“L’Arci è una associazione di m…”. Dicono così, testualmente, i cartelli esposti da una trentina di migranti che ieri mattina si sono radunati di fronte alla questura di Perugia per protestare contro le condizioni di accoglienza fornite loro dall’Arci.
I richiedenti asilo si sono mobilitati perché a loro dire l’associazione non gli avrebbe garantito una procedura rapida per l’ottenimento del permesso di soggiorno. “Non siamo qui per dormire e mangiare – scrivono su un altro cartello – prima di tutto documenti e lavoro”. A quanto pare i migranti non condividono la decisione dell’Arci di sostituire con i buoni spesa i soldi giornalieri che fino ad oggi garantiva ai profughi.
O almeno questo è quello che ci è stato possibile verificare prima che un funzionario di polizia ci impedisse di domandare ai diretti interessati i motivi della loro sollevazione, cacciando ed indentificando un normale cittadino che voleva solo documentare quanto stava accadendo.

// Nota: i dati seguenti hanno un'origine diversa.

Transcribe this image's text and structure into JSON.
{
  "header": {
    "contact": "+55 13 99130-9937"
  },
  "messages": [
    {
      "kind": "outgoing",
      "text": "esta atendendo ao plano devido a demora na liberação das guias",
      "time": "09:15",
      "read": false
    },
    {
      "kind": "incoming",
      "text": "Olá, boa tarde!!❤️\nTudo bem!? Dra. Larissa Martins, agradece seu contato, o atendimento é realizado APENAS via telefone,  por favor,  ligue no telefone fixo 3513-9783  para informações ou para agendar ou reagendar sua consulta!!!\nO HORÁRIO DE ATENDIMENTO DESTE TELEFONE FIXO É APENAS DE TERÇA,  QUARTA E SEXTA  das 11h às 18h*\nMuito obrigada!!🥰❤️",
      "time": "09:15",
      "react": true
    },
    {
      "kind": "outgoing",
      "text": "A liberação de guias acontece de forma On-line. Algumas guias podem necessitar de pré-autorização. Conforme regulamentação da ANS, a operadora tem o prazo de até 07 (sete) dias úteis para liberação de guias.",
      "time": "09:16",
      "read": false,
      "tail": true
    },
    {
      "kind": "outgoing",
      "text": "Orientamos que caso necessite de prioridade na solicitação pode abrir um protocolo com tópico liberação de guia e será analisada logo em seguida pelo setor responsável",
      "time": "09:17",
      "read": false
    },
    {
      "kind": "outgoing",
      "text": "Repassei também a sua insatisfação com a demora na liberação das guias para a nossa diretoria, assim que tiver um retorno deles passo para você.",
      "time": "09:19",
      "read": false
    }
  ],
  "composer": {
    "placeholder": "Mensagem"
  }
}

Ad ogni modo, non deve aver fatto piacere ai responsabili dell’Associazione Ricreativa e Culturale Italiana essere insultati da quei ragazzi a cui, a spese dello Stato, assicurano vitto, alloggio e pocket money. E non è certo la prima volta che una associazione che si occupa di accoglienza viene criticata dagli ospiti, a volte per il cibo “scadente” oppure per il ritardo nel versamento del pocket money da 2,5 euro al giorno. Di certo è una novità che a finire al centro della contestazione sia l’Arci, che sul sito internet rivendica “l’intensa, decisa e irrinunciabile azione di ripristino della cultura dell’accoglienza”. Deve essere stato un duro colpo.